Pada Agustus, Komite PBB tentang Penghapusan Diskriminasi Rasial menyerukan China untuk mengakhiri penahanan orang-orang Uighur.

Pemerintah China menyangkal tuduhan pelanggaran hak asasi manusia di kamp-kamp dan menggambarkan fasilitas sebagai pusat kejuruan bagi para penjahat yang dihukum karena pelanggaran ringan.

China Membela Kamp Xinjiang (2018)

Dalam sebuah wawancara dengan kantor berita resmi China Xinhua pada Oktober, ketua pemerintahan Xinjiang, Shohrat Zakir, menggambarkan kamp-kamp tersebut sebagai pusat pelatihan yang manusiawi, dengan tujuan mengapuskan lingkungan yang bisa menumbuhkan terorisme dan ekstremisme agama.

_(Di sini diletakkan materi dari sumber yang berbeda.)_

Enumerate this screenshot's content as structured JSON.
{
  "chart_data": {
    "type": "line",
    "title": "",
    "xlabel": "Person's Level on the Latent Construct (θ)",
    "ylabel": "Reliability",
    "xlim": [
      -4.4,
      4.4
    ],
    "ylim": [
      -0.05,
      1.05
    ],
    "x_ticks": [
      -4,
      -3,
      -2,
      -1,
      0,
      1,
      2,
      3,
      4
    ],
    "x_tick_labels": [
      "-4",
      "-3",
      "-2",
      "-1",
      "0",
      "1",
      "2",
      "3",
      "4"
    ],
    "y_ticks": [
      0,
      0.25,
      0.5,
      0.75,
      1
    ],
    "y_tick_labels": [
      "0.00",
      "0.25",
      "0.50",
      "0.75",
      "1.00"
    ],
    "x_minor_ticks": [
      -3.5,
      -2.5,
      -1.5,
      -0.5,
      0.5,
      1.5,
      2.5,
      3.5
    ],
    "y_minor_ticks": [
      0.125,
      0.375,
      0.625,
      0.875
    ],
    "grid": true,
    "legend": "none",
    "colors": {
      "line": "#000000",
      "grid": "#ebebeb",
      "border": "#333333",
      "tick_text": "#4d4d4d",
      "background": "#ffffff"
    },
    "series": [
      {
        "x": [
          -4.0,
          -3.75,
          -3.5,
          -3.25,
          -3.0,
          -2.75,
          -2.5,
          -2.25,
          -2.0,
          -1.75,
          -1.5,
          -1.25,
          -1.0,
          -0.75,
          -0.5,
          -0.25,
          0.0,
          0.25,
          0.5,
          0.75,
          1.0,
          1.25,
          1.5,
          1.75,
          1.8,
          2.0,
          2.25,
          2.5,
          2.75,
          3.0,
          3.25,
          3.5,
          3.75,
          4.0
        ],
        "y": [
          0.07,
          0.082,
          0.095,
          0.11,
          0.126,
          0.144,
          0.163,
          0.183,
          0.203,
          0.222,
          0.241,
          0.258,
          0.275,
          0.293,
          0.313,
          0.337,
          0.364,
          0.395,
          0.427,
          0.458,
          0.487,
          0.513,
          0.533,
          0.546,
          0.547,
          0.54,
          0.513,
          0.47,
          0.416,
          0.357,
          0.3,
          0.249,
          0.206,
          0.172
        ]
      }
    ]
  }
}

Penahanan Berlanjut (2019)

Pada Juli Pemerintah China mengklaim sebagian besar warga Uighur telah dibebaskan dari kamp. Laporan menunjukkan fasilitas masih beroperasi.

AS Mengeluarkan Sanksi (2019)

Amerika Serikat memberlakukan pembatasan visa pada pejabat China yang diyakini terkait dengan penahanan kelompok minoritas Muslim di Xinjiang pada Oktober. Ada juga tindakan terhadap 28 entitas (termasuk perusahaan komersial) yang terlibat dalam kampanye pengawasan, penahanan, dan penindasan China.

China mengatakan kamp-kamp itu adalah alat yang efektif dalam memerangi terorisme dan tidak melanggar kebebasan beragama.

“Karena tindakan telah diambil, tidak ada satu pun insiden teroris dalam tiga tahun terakhir. Xinjiang kembali berubah menjadi daerah yang makmur, indah dan damai,” menurut pernyataan yang dikeluarkan oleh kantor pers kedutaan besar China di Inggris.

China juga membantah keaslian dokumen-dokumen Xinjiang yang bocor, menyebutnya fabrikasi murni dan berita palsu.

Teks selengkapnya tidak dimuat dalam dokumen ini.